As the flickering glow of the streetlamps flowed through the shattered barrier, Greg watched the window warily. More monsters would come now, and they could be anywhere in the night. No one talked for the next minute, everyone lost in his or her own remorse.
Then Tom spoke.
“There might be a way to kill them all.”
Seven
Darkness pressed through the broken window of the Barrows' lower floor. They felt a desperate need to escape the house's confines, but the argument put forth by Tom Kingsley had been a compelling one.
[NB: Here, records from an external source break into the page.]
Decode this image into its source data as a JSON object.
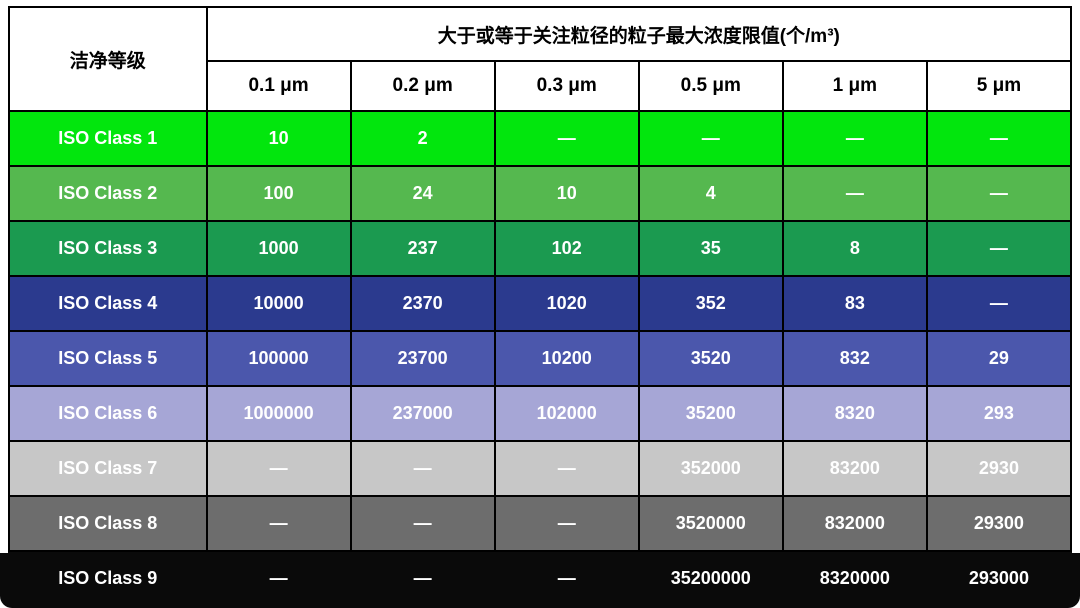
{
  "table": {
    "corner_header": "洁净等级",
    "group_header": "大于或等于关注粒径的粒子最大浓度限值(个/m³)",
    "columns": [
      "0.1 μm",
      "0.2 μm",
      "0.3 μm",
      "0.5 μm",
      "1 μm",
      "5 μm"
    ],
    "border_color": "#000000",
    "header_bg": "#ffffff",
    "header_fg": "#000000",
    "rows": [
      {
        "label": "ISO Class 1",
        "bg": "#02e60d",
        "fg": "#ffffff",
        "values": [
          "10",
          "2",
          "—",
          "—",
          "—",
          "—"
        ]
      },
      {
        "label": "ISO Class 2",
        "bg": "#55b84f",
        "fg": "#ffffff",
        "values": [
          "100",
          "24",
          "10",
          "4",
          "—",
          "—"
        ]
      },
      {
        "label": "ISO Class 3",
        "bg": "#1b9a50",
        "fg": "#ffffff",
        "values": [
          "1000",
          "237",
          "102",
          "35",
          "8",
          "—"
        ]
      },
      {
        "label": "ISO Class 4",
        "bg": "#2b3a8e",
        "fg": "#ffffff",
        "values": [
          "10000",
          "2370",
          "1020",
          "352",
          "83",
          "—"
        ]
      },
      {
        "label": "ISO Class 5",
        "bg": "#4b57ac",
        "fg": "#ffffff",
        "values": [
          "100000",
          "23700",
          "10200",
          "3520",
          "832",
          "29"
        ]
      },
      {
        "label": "ISO Class 6",
        "bg": "#a6a6d6",
        "fg": "#ffffff",
        "values": [
          "1000000",
          "237000",
          "102000",
          "35200",
          "8320",
          "293"
        ]
      },
      {
        "label": "ISO Class 7",
        "bg": "#c7c7c7",
        "fg": "#ffffff",
        "values": [
          "—",
          "—",
          "—",
          "352000",
          "83200",
          "2930"
        ]
      },
      {
        "label": "ISO Class 8",
        "bg": "#6d6d6d",
        "fg": "#ffffff",
        "values": [
          "—",
          "—",
          "—",
          "3520000",
          "832000",
          "29300"
        ]
      },
      {
        "label": "ISO Class 9",
        "bg": "#0a0a0a",
        "fg": "#ffffff",
        "values": [
          "—",
          "—",
          "—",
          "35200000",
          "8320000",
          "293000"
        ]
      }
    ]
  },
  "chart_data": {
    "type": "table",
    "title": "大于或等于关注粒径的粒子最大浓度限值(个/m³)",
    "row_header": "洁净等级",
    "columns": [
      "0.1 μm",
      "0.2 μm",
      "0.3 μm",
      "0.5 μm",
      "1 μm",
      "5 μm"
    ],
    "rows": [
      "ISO Class 1",
      "ISO Class 2",
      "ISO Class 3",
      "ISO Class 4",
      "ISO Class 5",
      "ISO Class 6",
      "ISO Class 7",
      "ISO Class 8",
      "ISO Class 9"
    ],
    "values": [
      [
        10,
        2,
        null,
        null,
        null,
        null
      ],
      [
        100,
        24,
        10,
        4,
        null,
        null
      ],
      [
        1000,
        237,
        102,
        35,
        8,
        null
      ],
      [
        10000,
        2370,
        1020,
        352,
        83,
        null
      ],
      [
        100000,
        23700,
        10200,
        3520,
        832,
        29
      ],
      [
        1000000,
        237000,
        102000,
        35200,
        8320,
        293
      ],
      [
        null,
        null,
        null,
        352000,
        83200,
        2930
      ],
      [
        null,
        null,
        null,
        3520000,
        832000,
        29300
      ],
      [
        null,
        null,
        null,
        35200000,
        8320000,
        293000
      ]
    ],
    "null_display": "—",
    "row_colors": [
      "#02e60d",
      "#55b84f",
      "#1b9a50",
      "#2b3a8e",
      "#4b57ac",
      "#a6a6d6",
      "#c7c7c7",
      "#6d6d6d",
      "#0a0a0a"
    ]
  }
}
Maybe they had embraced his theory because it offered the first ray of hope in their never-ending night. Or perhaps it was the logical connections he formed.
The infestation had to have begun with one. If the original vampire could be identified and destroyed, theoretically their entire population could be snuffed out with one precision strike.
“The theory that they are linked by the spread of the infection makes sense based on what we saw at the Grady home,” Evan said. “It also rules out blood relations, since they were married. But it's possible that the links are weakened, and even broken, at some point once you get far enough away from the original vampire.”
“I've considered the possibility,” said Tom.
“Kill the king, and the kingdom falls,” Renee said.
“Every one of those things that we have encountered has been someone we recognized from town or at least something that looked like it was once human,” Evan said. “All but the one that attacked Mary. Approximately what time did it come for you?”
“A little after 10 p.m.,” Mary said.
“Greg, what time did the wind come out of the hill forest?”
“After sunset. Probably close to 8:15,” Greg said. “You still think they are linked?”
“I'm positive of it. If it came with the storm, that gave it plenty of time to traverse the town. Maple was the first street it encountered on its way.”
“Which explains why there are so many of them here.”
“What if the vampire was here all along?” Jen asked, eyes wide and distant. Suddenly the riddle of the crawlspace being boarded shut from the inside made sense. There had been a monster hidden outside her bedroom window her entire life.